With that solution in place, Antranig modified the instructions given by the kit for creating a solar cell, created his presentation, and arranged for the materials to be sent to the students in Armenia. The classroom he taught was a mix in age but primarily high school students, with their group based out of the Restart Ijevan NGO, located in Ijevan (a town in northern Armenia). Baghdassarian does not speak fluent Armenian, however, he was able to have an interpreter on the ground translate the course as he walked them through the science behind solar energy and instructed them on how to build their very own solar cells.

“Even through Zoom, it was so exciting to see kids standing on their tip toes trying to get more sun and actually seeing energy being produced and measured through a multimeter [an instrument used for measuring electricity which was connected to the solar cell].”

Baghdassarian feels his class was a success and his suspicions about the need for increased awareness on solar energy were confirmed.
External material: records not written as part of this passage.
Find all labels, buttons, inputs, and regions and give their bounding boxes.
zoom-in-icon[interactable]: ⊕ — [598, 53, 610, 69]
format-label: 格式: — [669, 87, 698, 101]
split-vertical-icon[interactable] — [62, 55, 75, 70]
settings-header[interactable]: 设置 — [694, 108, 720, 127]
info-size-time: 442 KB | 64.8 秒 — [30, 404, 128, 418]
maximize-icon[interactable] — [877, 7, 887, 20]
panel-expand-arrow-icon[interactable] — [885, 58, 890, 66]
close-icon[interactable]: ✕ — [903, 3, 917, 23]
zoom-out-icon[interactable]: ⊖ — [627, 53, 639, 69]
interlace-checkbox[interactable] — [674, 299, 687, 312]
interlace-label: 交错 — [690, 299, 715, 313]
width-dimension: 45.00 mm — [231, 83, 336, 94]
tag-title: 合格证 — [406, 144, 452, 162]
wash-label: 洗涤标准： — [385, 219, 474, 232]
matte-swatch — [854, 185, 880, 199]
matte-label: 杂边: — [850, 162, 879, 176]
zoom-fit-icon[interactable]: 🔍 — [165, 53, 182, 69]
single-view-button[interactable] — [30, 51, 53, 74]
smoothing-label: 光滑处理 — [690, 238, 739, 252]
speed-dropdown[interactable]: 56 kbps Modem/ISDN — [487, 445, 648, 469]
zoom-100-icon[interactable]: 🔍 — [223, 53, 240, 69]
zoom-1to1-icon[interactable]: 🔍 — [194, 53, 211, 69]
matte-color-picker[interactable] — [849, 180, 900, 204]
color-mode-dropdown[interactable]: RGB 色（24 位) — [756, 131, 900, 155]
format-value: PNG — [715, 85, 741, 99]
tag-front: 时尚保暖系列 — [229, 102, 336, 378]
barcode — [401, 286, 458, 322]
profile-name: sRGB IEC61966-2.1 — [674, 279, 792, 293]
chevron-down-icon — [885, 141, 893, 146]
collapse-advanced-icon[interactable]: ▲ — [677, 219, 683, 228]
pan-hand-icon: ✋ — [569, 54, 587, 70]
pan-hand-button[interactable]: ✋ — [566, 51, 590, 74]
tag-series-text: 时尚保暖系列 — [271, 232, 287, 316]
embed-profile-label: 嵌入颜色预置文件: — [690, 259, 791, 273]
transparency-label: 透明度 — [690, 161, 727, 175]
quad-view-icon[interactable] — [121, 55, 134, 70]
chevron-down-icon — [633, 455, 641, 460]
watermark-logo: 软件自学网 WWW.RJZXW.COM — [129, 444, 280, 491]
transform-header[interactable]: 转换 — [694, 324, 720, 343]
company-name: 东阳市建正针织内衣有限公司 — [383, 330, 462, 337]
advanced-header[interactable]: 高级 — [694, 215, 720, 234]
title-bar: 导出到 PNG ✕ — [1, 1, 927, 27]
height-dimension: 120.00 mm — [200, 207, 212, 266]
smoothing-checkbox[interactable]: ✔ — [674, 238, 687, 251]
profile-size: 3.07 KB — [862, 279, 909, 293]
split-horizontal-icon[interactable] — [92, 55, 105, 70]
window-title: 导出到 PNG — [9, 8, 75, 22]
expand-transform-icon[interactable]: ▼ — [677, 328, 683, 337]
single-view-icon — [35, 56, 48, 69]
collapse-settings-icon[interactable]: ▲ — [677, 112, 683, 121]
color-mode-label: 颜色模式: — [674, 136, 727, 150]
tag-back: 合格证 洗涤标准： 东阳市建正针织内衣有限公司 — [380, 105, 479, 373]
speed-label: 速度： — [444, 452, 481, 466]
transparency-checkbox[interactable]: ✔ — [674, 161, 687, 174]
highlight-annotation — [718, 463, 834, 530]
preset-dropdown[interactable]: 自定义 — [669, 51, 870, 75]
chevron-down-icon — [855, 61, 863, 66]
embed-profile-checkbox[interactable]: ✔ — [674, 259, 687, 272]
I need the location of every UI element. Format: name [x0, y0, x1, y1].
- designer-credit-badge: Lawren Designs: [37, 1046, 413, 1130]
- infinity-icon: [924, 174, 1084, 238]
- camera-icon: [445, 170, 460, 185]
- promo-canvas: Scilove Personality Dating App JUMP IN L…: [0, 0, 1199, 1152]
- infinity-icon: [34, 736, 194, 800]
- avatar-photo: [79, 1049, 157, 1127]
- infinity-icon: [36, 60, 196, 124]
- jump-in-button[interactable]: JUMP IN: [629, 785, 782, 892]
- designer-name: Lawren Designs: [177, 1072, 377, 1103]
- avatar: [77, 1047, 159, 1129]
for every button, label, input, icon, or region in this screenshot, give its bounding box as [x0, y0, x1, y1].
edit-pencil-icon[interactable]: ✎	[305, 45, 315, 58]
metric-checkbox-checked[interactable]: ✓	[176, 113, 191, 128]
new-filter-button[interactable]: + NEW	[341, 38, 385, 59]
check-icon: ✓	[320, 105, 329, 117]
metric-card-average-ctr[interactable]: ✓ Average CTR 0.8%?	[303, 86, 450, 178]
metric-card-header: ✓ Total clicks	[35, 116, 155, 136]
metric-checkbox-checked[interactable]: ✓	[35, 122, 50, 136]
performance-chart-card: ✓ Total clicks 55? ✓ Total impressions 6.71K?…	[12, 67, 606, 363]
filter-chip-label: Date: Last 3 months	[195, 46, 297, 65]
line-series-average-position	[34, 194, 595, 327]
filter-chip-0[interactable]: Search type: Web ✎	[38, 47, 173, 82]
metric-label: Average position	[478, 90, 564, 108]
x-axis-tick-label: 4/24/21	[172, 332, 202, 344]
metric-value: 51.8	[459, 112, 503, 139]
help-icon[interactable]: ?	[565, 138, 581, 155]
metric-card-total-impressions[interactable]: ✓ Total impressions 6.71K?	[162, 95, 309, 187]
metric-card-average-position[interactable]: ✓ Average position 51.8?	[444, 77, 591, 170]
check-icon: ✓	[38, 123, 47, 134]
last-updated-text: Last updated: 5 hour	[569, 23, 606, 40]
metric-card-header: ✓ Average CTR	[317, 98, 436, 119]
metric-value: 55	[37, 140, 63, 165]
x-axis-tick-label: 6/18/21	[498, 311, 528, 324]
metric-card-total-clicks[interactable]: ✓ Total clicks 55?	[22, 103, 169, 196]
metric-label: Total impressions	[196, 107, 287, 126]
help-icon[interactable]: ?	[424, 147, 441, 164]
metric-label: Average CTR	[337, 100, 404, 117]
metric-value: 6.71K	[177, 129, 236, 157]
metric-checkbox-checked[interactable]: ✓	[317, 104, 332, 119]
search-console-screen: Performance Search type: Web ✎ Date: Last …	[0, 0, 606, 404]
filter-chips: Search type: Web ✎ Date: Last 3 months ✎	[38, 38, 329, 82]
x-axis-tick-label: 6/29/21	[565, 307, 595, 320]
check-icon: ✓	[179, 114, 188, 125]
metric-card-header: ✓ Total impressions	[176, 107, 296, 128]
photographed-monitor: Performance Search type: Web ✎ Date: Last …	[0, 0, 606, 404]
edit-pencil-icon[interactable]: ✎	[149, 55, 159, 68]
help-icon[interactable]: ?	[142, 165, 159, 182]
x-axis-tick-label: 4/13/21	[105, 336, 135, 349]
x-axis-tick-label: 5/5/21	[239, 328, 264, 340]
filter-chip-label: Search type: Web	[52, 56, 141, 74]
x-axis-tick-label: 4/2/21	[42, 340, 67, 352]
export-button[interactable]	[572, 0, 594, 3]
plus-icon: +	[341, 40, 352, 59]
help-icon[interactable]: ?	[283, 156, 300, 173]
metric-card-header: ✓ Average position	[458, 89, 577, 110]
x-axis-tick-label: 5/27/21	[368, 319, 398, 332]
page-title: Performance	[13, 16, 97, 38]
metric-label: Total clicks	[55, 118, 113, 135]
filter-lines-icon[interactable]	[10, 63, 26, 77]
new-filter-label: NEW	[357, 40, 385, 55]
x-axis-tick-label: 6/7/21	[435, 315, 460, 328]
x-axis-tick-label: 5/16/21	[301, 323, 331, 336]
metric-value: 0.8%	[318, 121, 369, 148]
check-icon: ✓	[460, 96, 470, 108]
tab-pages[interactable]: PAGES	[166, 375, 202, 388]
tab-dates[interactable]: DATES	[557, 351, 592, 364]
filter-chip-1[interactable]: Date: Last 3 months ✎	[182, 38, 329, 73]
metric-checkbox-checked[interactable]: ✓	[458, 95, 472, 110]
When he asked how many students had ever heard of solar energy, he explained that .”.. [v]ery few students raised their hands, and that’s when I realized what I was doing is important.”

Given the success and need, he plans on continuing to host the workshop in future iterations. This first experience, despite its challenges, helped Baghdassarian discover what it took to prepare the workshop, decide to continue teaching it, and also tweak elements of the existing presentation to better suit students’ needs in Armenia. As for his own future, Baghdassarian is interested in furthering his studies in science, and exploring opportunities to help people on a grand scale through innovation and technology. Though this summer he led only one classroom, the lasting impact on those students and many more is only the beginning of what is to come from Baghdassarian.